For my part, I once wrote an article challenging the theory of spontaneous generation. This led to a subscriber to the Jewish historical and cultural journal that I edit — not the one in which my article had appeared, please note — sending me an insulting letter cancelling her subscription. This, too, was surely irrational (particularly as our journal almost never deals with religious or scientific subjects) — indeed, almost vindictive.
Vehement disagreement in this area is inevitable, yet all too often what one sees — if anything, more from the non-religious camp, despite its claims to epitomise cool rationality — is anger and emotionalism. The underlying psychological reasons why some people so viscerally reject religion would seem to be at least as interesting as those believed to turn them in the other direction.

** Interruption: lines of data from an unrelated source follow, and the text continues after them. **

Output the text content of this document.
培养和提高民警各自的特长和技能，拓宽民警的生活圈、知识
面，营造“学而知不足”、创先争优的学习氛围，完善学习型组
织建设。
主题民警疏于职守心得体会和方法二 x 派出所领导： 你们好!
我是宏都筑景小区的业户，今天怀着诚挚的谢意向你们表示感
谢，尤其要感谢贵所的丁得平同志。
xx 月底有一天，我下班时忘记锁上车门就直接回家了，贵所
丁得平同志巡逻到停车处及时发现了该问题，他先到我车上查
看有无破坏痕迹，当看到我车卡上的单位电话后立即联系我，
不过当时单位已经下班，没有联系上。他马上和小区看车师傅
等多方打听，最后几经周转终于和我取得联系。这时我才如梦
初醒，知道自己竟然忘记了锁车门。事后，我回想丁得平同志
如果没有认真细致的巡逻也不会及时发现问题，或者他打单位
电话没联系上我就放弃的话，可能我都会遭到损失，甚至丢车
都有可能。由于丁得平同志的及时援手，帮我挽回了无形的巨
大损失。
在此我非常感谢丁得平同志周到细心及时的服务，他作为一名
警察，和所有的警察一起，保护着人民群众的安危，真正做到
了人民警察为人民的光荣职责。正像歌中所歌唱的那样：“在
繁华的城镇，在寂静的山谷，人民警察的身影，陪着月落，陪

Several respondents to my article suggested that since we can never know for sure what the Ultimate Truth is, it is divisive and a waste of time to even discuss it. I cannot agree with that. Questions surrounding our origins and the purpose, or lack of it, of our existence, go to our very core as thinking, reasoning beings. Rather than shutting ourselves up in our “jealously guarded comfort zones” (in the useful phrase of Lee Hall, a respondent to my article) we should at least seek to engage with one another on the subject. It is certainly not about to go away, the prevailing mood of atheistic triumphalism notwithstanding.